4. Defendant enumerates as error the failure of the trial court to give in its charge the language of OCGA 24-9-85
which provides that a witness who shall knowingly swear falsely shall be disregarded entirely unless corroborated by other evidence. The trial court's charge contained the substance of the requested Code section. The jury was instructed "about the believability of witnesses and disbelieving a discredited witness." Poteat v. State, 251 Ga. 87
, 89 (3) (303 SE2d 452
). Therefore, the failure to charge the exact language of the Code section was not error. Mitchell v. State, 169 Ga. 630
, 631 (1) (314 SE2d 468
). See also LaPan v. State, 167 Ga. App. 250
, 252 (2) (305 SE2d 858
5. Defendant's final enumeration of error raises the issue of the sufficiency of the evidence. The State's evidence shows that defendant was a regular customer at Handi Hub (apparently a Convenience store). At about 10:50 p.m. defendant was standing outside the store with a group of people including Green. Between 11:00 p.m. and 12:00 p.m. defendant was outside the store with Green and Gordon. Shortly after midnight defendant and Gordon entered the store, went to the beer cooler, and each took a six pack of beer to the checkout counter. At that time Green walked in and demanded all the money in the register. Green was carrying an object which the assistant manager of the store thought was the barrel of a weapon. Defendant stood by without expression as Green emptied the cash register. After Green got the money Gordon walked to the door and held the door open as Green and defendant walked out of the store. As Green, Gordon and defendant walked away from the store they were talking and smiling. Also, defendant took the beer he had taken from the cooler with him without paying for it. Green, who had pleaded guilty, testified as to defendant's complicity in the planning and execution of the robbery.

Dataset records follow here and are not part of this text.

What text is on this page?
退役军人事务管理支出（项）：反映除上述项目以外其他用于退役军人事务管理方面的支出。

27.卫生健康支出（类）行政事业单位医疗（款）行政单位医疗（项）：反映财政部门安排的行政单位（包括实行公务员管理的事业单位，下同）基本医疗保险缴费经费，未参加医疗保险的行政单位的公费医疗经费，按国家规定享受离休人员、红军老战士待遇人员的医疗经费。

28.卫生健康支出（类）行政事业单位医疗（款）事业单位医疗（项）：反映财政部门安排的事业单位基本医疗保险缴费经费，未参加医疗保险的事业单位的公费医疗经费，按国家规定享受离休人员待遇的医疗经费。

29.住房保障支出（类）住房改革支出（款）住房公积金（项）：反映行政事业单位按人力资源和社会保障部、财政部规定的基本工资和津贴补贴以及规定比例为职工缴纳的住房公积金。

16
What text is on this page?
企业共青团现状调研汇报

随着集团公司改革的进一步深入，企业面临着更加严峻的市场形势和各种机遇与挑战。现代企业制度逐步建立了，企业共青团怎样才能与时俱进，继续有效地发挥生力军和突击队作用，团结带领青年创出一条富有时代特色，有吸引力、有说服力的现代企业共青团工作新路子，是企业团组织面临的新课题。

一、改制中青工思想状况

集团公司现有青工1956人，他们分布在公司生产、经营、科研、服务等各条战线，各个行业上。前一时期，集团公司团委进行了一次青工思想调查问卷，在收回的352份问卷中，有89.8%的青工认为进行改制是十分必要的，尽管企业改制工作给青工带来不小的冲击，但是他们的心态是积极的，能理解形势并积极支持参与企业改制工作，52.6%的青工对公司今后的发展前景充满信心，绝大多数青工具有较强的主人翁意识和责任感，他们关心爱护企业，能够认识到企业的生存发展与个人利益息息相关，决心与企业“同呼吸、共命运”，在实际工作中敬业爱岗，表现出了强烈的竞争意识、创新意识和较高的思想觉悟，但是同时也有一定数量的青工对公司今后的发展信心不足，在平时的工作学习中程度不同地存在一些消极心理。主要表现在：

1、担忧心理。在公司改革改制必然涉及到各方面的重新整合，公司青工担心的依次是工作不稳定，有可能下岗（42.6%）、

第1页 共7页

We conclude that a rational trier of fact reasonably could have found that the defendant was guilty beyond a reasonable doubt of the offense of robbery by intimidation. Bradford v. State, 173 Ga. App. 792 (2) (328 SE2d 409)
; Jackson v. Virginia, 443 U. S. 307 (99 SC 2781, 61 LE2d 560).
Spencer Lawton, Jr., District Attorney, David T. Lock, Assistant District Attorney, for appellee.